Yes, it’s growing on me slowly… sort of like mildew.
I lived in South Florida for over 30 years. It rather defined my definition of what it meant to be a Floridian. I didn’t really need to know much more than the fact that we had orange trees and palm trees, it almost never hit a freezing point (although it did once snow for about 4 minutes during the seventies), and the first thing one noticed when the airport doors opened was the smell of exhaust and salt water. We had two seasons: hurricane season and tourist season (guess which I preferred?) and could usually wear our shorts right up to Christmas most of the time.
Then we moved to Tampa. It wasn’t by choice — my husband’s job was here.
I never paid much attention to Tampa before. Never had to. We had pretty much everything we needed and there was no need to look further. This is sort of a different version of the Little Havana syndrome. There, the entire community can be insulated from the rest of the world, with Cuban restaurants, churches, doctors and supermarkets all speaking Spanish, and some of these folks haven’t learned English in the 30 years or so they’ve been in Miami — never had to. But I digress.

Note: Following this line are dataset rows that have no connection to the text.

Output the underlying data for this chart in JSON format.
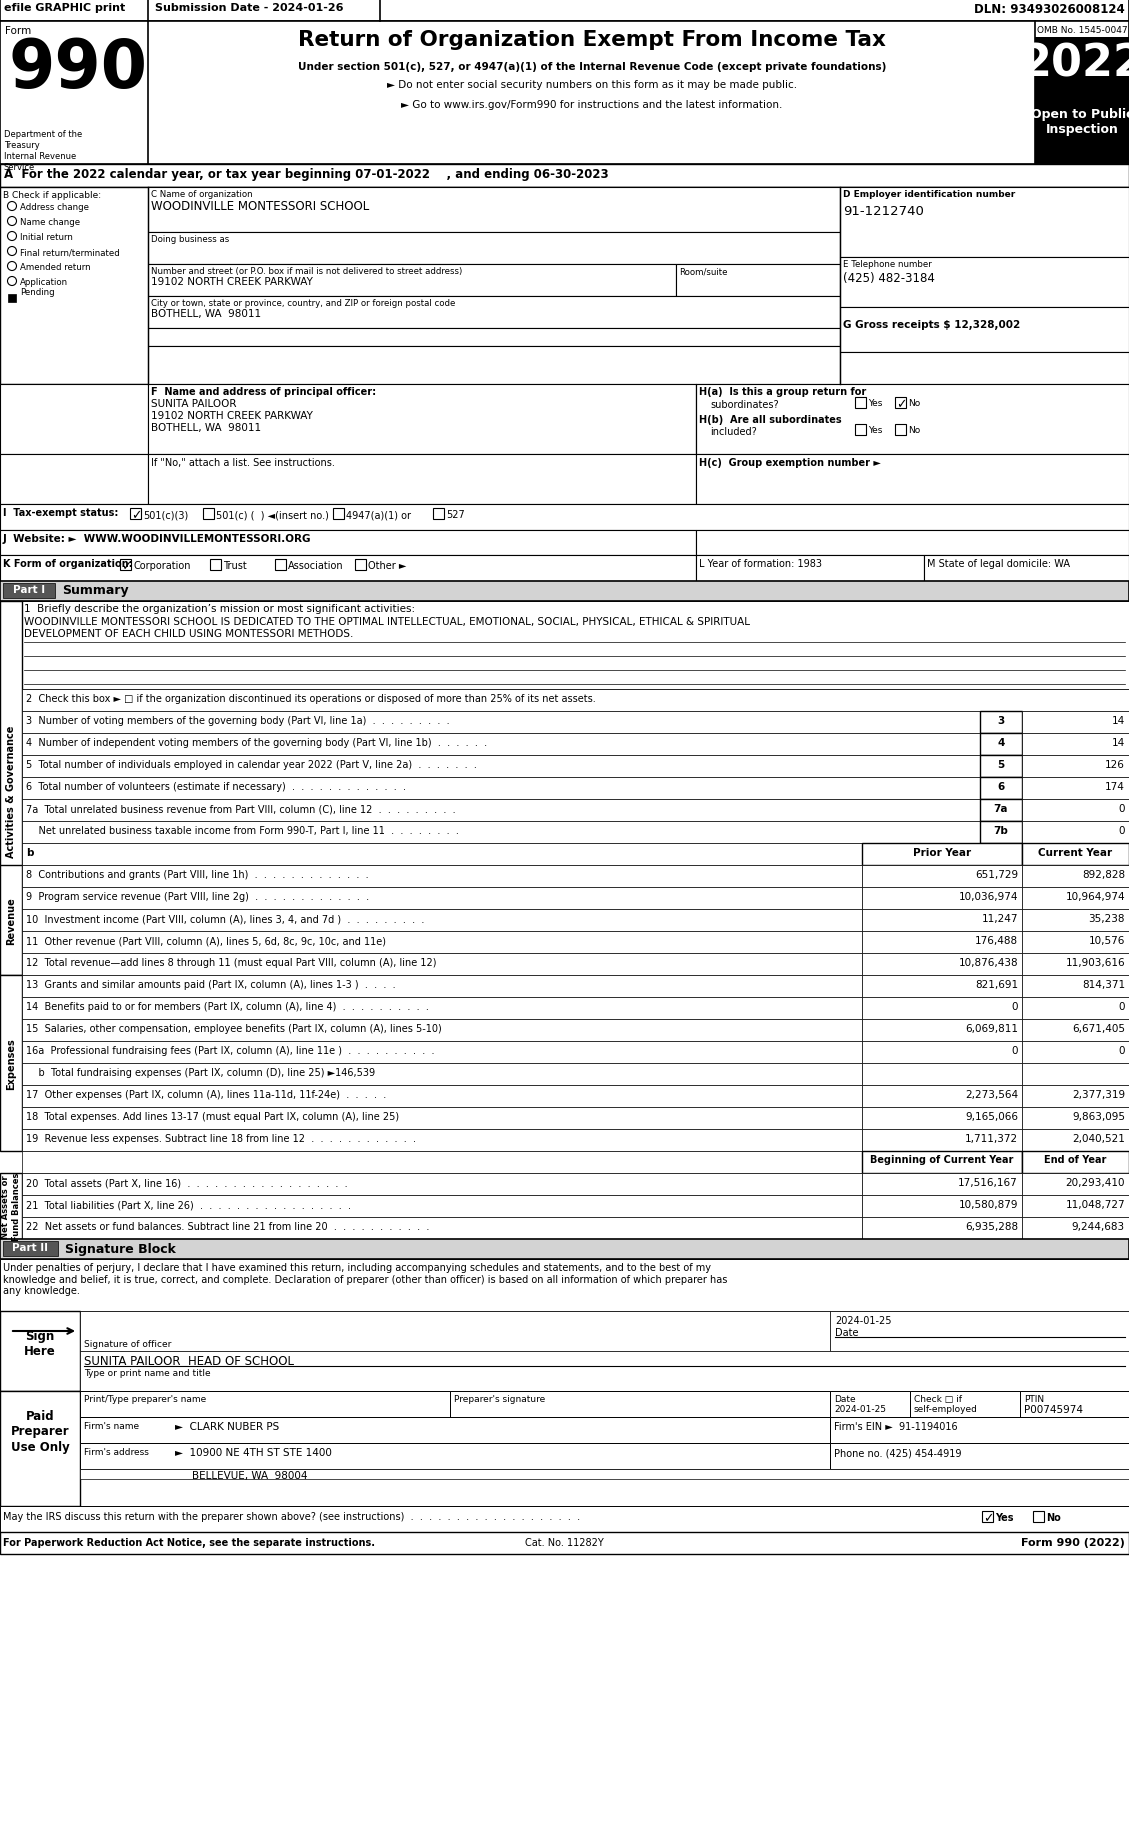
{
  "title": "Return of Organization Exempt From Income Tax",
  "form_number": "990",
  "year": "2022",
  "omb": "OMB No. 1545-0047",
  "efile_text": "efile GRAPHIC print",
  "submission_date": "Submission Date - 2024-01-26",
  "dln": "DLN: 93493026008124",
  "subtitle1": "Under section 501(c), 527, or 4947(a)(1) of the Internal Revenue Code (except private foundations)",
  "subtitle2": "► Do not enter social security numbers on this form as it may be made public.",
  "subtitle3": "► Go to www.irs.gov/Form990 for instructions and the latest information.",
  "line_A": "A  For the 2022 calendar year, or tax year beginning 07-01-2022    , and ending 06-30-2023",
  "B_label": "B Check if applicable:",
  "B_items": [
    "Address change",
    "Name change",
    "Initial return",
    "Final return/terminated",
    "Amended return",
    "Application\nPending"
  ],
  "C_label": "C Name of organization",
  "org_name": "WOODINVILLE MONTESSORI SCHOOL",
  "dba_label": "Doing business as",
  "street_label": "Number and street (or P.O. box if mail is not delivered to street address)",
  "street": "19102 NORTH CREEK PARKWAY",
  "room_label": "Room/suite",
  "city_label": "City or town, state or province, country, and ZIP or foreign postal code",
  "city": "BOTHELL, WA  98011",
  "D_label": "D Employer identification number",
  "ein": "91-1212740",
  "E_label": "E Telephone number",
  "phone": "(425) 482-3184",
  "G_label": "G Gross receipts $ 12,328,002",
  "F_label": "F  Name and address of principal officer:",
  "officer_name": "SUNITA PAILOOR",
  "officer_street": "19102 NORTH CREEK PARKWAY",
  "officer_city": "BOTHELL, WA  98011",
  "J_label": "J  Website: ►  WWW.WOODINVILLEMONTESSORI.ORG",
  "K_label": "K Form of organization:",
  "L_label": "L Year of formation: 1983",
  "M_label": "M State of legal domicile: WA",
  "mission_label": "1  Briefly describe the organization’s mission or most significant activities:",
  "mission_text1": "WOODINVILLE MONTESSORI SCHOOL IS DEDICATED TO THE OPTIMAL INTELLECTUAL, EMOTIONAL, SOCIAL, PHYSICAL, ETHICAL & SPIRITUAL",
  "mission_text2": "DEVELOPMENT OF EACH CHILD USING MONTESSORI METHODS.",
  "line2": "2  Check this box ► □ if the organization discontinued its operations or disposed of more than 25% of its net assets.",
  "line3_text": "3  Number of voting members of the governing body (Part VI, line 1a)  .  .  .  .  .  .  .  .  .",
  "line3_box": "3",
  "line3_val": "14",
  "line4_text": "4  Number of independent voting members of the governing body (Part VI, line 1b)  .  .  .  .  .  .",
  "line4_box": "4",
  "line4_val": "14",
  "line5_text": "5  Total number of individuals employed in calendar year 2022 (Part V, line 2a)  .  .  .  .  .  .  .",
  "line5_box": "5",
  "line5_val": "126",
  "line6_text": "6  Total number of volunteers (estimate if necessary)  .  .  .  .  .  .  .  .  .  .  .  .  .",
  "line6_box": "6",
  "line6_val": "174",
  "line7a_text": "7a  Total unrelated business revenue from Part VIII, column (C), line 12  .  .  .  .  .  .  .  .  .",
  "line7a_box": "7a",
  "line7a_val": "0",
  "line7b_text": "    Net unrelated business taxable income from Form 990-T, Part I, line 11  .  .  .  .  .  .  .  .",
  "line7b_box": "7b",
  "line7b_val": "0",
  "prior_year": "Prior Year",
  "current_year": "Current Year",
  "line8_text": "8  Contributions and grants (Part VIII, line 1h)  .  .  .  .  .  .  .  .  .  .  .  .  .",
  "line8_prior": "651,729",
  "line8_curr": "892,828",
  "line9_text": "9  Program service revenue (Part VIII, line 2g)  .  .  .  .  .  .  .  .  .  .  .  .  .",
  "line9_prior": "10,036,974",
  "line9_curr": "10,964,974",
  "line10_text": "10  Investment income (Part VIII, column (A), lines 3, 4, and 7d )  .  .  .  .  .  .  .  .  .",
  "line10_prior": "11,247",
  "line10_curr": "35,238",
  "line11_text": "11  Other revenue (Part VIII, column (A), lines 5, 6d, 8c, 9c, 10c, and 11e)",
  "line11_prior": "176,488",
  "line11_curr": "10,576",
  "line12_text": "12  Total revenue—add lines 8 through 11 (must equal Part VIII, column (A), line 12)",
  "line12_prior": "10,876,438",
  "line12_curr": "11,903,616",
  "line13_text": "13  Grants and similar amounts paid (Part IX, column (A), lines 1-3 )  .  .  .  .",
  "line13_prior": "821,691",
  "line13_curr": "814,371",
  "line14_text": "14  Benefits paid to or for members (Part IX, column (A), line 4)  .  .  .  .  .  .  .  .  .  .",
  "line14_prior": "0",
  "line14_curr": "0",
  "line15_text": "15  Salaries, other compensation, employee benefits (Part IX, column (A), lines 5-10)",
  "line15_prior": "6,069,811",
  "line15_curr": "6,671,405",
  "line16a_text": "16a  Professional fundraising fees (Part IX, column (A), line 11e )  .  .  .  .  .  .  .  .  .  .",
  "line16a_prior": "0",
  "line16a_curr": "0",
  "line16b_text": "    b  Total fundraising expenses (Part IX, column (D), line 25) ►146,539",
  "line17_text": "17  Other expenses (Part IX, column (A), lines 11a-11d, 11f-24e)  .  .  .  .  .",
  "line17_prior": "2,273,564",
  "line17_curr": "2,377,319",
  "line18_text": "18  Total expenses. Add lines 13-17 (must equal Part IX, column (A), line 25)",
  "line18_prior": "9,165,066",
  "line18_curr": "9,863,095",
  "line19_text": "19  Revenue less expenses. Subtract line 18 from line 12  .  .  .  .  .  .  .  .  .  .  .  .",
  "line19_prior": "1,711,372",
  "line19_curr": "2,040,521",
  "beg_curr_year": "Beginning of Current Year",
  "end_of_year": "End of Year",
  "line20_text": "20  Total assets (Part X, line 16)  .  .  .  .  .  .  .  .  .  .  .  .  .  .  .  .  .  .",
  "line20_beg": "17,516,167",
  "line20_end": "20,293,410",
  "line21_text": "21  Total liabilities (Part X, line 26)  .  .  .  .  .  .  .  .  .  .  .  .  .  .  .  .  .",
  "line21_beg": "10,580,879",
  "line21_end": "11,048,727",
  "line22_text": "22  Net assets or fund balances. Subtract line 21 from line 20  .  .  .  .  .  .  .  .  .  .  .",
  "line22_beg": "6,935,288",
  "line22_end": "9,244,683",
  "sig_text": "Under penalties of perjury, I declare that I have examined this return, including accompanying schedules and statements, and to the best of my\nknowledge and belief, it is true, correct, and complete. Declaration of preparer (other than officer) is based on all information of which preparer has\nany knowledge.",
  "sig_officer": "SUNITA PAILOOR  HEAD OF SCHOOL",
  "sig_title_label": "Type or print name and title",
  "preparer_name_label": "Print/Type preparer's name",
  "preparer_sig_label": "Preparer's signature",
  "date_sign": "2024-01-25",
  "ptin": "P00745974",
  "firm_name": "►  CLARK NUBER PS",
  "firms_ein": "91-1194016",
  "firm_addr": "►  10900 NE 4TH ST STE 1400",
  "firm_city": "BELLEVUE, WA  98004",
  "phone2": "(425) 454-4919",
  "discuss_text": "May the IRS discuss this return with the preparer shown above? (see instructions)  .  .  .  .  .  .  .  .  .  .  .  .  .  .  .  .  .  .  .",
  "footer": "For Paperwork Reduction Act Notice, see the separate instructions.",
  "cat_no": "Cat. No. 11282Y",
  "form_footer": "Form 990 (2022)"
}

I never had to pay attention to Tampa because I never had to look past my own USDA Zone 10 for anything I needed. When we moved here, I had to adjust to an entirely different sort of town, a slightly different climate, and I did not like it one bit. There are still plenty of cows here, and not nearly enough Thai restaurants. They grow strawberries here by the ton, but tomatoes are still $4 a pound. We have blazing-hot summers, but we also have nothing but sterile sand here, and none of that rich, black soil like we did back in South Florida, courtesy of the River of Grass.
In short, it’s taking a while to adjust.
However, I’m working on it. I’ve found it’s nice to have a bit of a seasonal change, even if it only means frost on the windows for 2 weeks out of the year. Plus, I’m closer to my parents in Gainesville, which is a HUGE bonus, especially because we have kids now.
And I think, maybe, I might just learn to like Tampa enough to shrug out of my prejuduce. It’s not South Florida, granted… but last time I visited, I couldn’t wait to leave. It simply didn’t “fit” me anymore.
So, Tampa and I will have a mutual adjustment period. It works for me.